Ai, como tinha saudades do sabor agradável do dolce far niente e do embalo salgado do oceano. Eram tantas as saudades que nem me lembrei mais de redes sociais, do blogue, do email. Sei que várias pessoas me enviaram emails durante as duas semanas que estive ausente. Sei que demorei tempo demais a responder.  Para além de um pedido de desculpas, só posso dizer que me soube pela vida, viver desamparada de tecnologias. Na verdade foi apenas uma semana fora das rotinas, fora das redes sociais, fora dos horários intermináveis, fora dos padrões esperados, fora das modas, fora das chamadas, fora dos plins das mensagens, fora da atualidade... tão fora mas tão dentro da vontade de viver, tão dentro do que deve ser prioridade, tão dentro da energia das boas pessoas, tão dentro do horário solar, tão dentro do amor. Estar fora pode ser o melhor caminho de entrada para o que de melhor temos dentro de nós, para voltar ao básico da existência, onde verdadeiramente se existe.

 


Não, não me deixei embrenhar em algum detox digital, com a aplicação xpto a bloquear os meus impulsos cibernéticos. Nada disso. Apenas não senti qualquer necessidade de recorrer ao digital para filtrar os momentos que devem ser vividos. Durante uma semana, a máquina fotográfica, os livros, as cartas do Uno, a bola de volley e algumas sestas foram a melhor companhia. Há anos que já não jogava volleyball com a família, na realidade há anos que não jogava (ponto final). Senti-me mais rica por recuperar esta sensação de estar plenamente descontraída ao pé dos meus.
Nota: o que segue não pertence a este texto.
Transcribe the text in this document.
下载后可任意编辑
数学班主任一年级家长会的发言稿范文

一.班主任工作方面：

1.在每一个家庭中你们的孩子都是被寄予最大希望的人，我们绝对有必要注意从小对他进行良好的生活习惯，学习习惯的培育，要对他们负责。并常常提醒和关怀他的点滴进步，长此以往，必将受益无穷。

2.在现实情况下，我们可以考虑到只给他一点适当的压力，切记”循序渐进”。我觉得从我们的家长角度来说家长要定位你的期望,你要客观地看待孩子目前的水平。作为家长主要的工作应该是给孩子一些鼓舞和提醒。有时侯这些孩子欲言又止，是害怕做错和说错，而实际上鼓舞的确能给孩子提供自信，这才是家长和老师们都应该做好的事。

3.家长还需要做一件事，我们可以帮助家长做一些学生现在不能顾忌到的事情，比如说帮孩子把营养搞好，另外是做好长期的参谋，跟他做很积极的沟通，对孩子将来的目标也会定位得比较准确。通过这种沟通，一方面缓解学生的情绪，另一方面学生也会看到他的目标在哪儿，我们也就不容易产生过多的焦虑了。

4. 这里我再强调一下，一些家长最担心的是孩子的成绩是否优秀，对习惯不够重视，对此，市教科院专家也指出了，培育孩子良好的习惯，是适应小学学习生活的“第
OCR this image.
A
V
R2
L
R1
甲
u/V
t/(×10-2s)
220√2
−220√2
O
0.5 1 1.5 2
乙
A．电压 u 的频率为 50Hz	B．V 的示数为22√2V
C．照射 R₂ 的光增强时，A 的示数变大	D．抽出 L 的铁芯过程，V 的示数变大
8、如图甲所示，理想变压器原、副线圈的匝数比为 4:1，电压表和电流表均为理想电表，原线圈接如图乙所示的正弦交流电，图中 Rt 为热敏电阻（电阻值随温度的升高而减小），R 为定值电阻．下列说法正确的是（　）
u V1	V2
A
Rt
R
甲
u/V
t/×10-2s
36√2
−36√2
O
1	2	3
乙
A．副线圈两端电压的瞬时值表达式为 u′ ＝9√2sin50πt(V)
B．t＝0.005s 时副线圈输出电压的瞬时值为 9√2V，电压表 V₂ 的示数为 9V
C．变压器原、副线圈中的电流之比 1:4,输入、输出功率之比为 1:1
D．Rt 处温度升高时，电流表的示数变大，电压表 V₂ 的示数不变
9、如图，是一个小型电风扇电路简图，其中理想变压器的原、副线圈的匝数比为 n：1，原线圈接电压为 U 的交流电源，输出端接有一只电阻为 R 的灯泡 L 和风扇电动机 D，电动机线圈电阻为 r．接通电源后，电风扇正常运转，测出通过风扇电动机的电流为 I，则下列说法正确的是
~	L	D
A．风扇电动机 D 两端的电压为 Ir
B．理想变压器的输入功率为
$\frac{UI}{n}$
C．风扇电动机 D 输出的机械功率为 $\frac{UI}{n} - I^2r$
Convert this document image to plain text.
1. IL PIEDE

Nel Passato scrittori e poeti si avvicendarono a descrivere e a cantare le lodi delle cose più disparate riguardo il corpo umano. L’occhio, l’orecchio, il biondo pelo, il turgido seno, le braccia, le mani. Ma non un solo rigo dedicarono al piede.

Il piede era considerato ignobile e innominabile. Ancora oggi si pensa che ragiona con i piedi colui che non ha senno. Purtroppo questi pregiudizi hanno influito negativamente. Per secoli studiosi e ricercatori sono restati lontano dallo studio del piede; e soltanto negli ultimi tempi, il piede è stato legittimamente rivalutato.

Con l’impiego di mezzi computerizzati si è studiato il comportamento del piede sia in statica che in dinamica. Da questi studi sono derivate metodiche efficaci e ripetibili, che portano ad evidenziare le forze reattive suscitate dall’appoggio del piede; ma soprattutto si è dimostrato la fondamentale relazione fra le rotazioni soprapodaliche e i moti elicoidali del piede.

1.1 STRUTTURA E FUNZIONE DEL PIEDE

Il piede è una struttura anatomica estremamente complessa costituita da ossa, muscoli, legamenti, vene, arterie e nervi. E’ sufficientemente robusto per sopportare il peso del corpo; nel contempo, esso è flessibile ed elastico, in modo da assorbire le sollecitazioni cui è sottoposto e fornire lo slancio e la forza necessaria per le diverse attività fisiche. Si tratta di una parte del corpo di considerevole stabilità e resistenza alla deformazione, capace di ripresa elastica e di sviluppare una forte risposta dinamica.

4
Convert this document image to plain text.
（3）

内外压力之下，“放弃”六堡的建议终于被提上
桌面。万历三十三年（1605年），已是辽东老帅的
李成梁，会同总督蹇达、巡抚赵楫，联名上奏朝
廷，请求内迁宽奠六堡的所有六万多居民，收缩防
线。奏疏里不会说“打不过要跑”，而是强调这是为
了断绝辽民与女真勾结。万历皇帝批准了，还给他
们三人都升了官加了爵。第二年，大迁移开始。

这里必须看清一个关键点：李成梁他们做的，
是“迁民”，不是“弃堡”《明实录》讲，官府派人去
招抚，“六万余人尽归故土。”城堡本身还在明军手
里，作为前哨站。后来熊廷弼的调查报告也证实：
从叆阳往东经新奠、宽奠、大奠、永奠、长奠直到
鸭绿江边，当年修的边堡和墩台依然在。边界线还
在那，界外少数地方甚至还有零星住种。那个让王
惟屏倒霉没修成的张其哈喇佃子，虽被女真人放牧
Escrevo este post sentada no jardim, com o manto escuro da noite sob a cabeça. No telemóvel rodam as memórias físicas das férias. Amanhã começa o fado, das rotinas, dos horários para cumprir....talvez este meu post seja já o estágio para dar início novamente a mais um ano de muito trabalho. 
 




Guacamole (descontraído)
Ingredientes:
1 cebola roxa pequena
10g de coentros
1 tomate pequeno maduro
350g de abacate
1 lima (sumo)
½ colher de chá de sal
1 pitada de pimenta

Modo de preparação:
Num robot de cozinha, juntamos a cebola e os coentros. Picamos bem. Juntamos o tomate previamente pelado. Voltamos a triturar. Adicionamos o abacate, o sumo da lima, o sal e a pimenta. Voltamos a triturar até obtermos a consistência pretendida. Reservamos no frigorífico até ao momento de servir.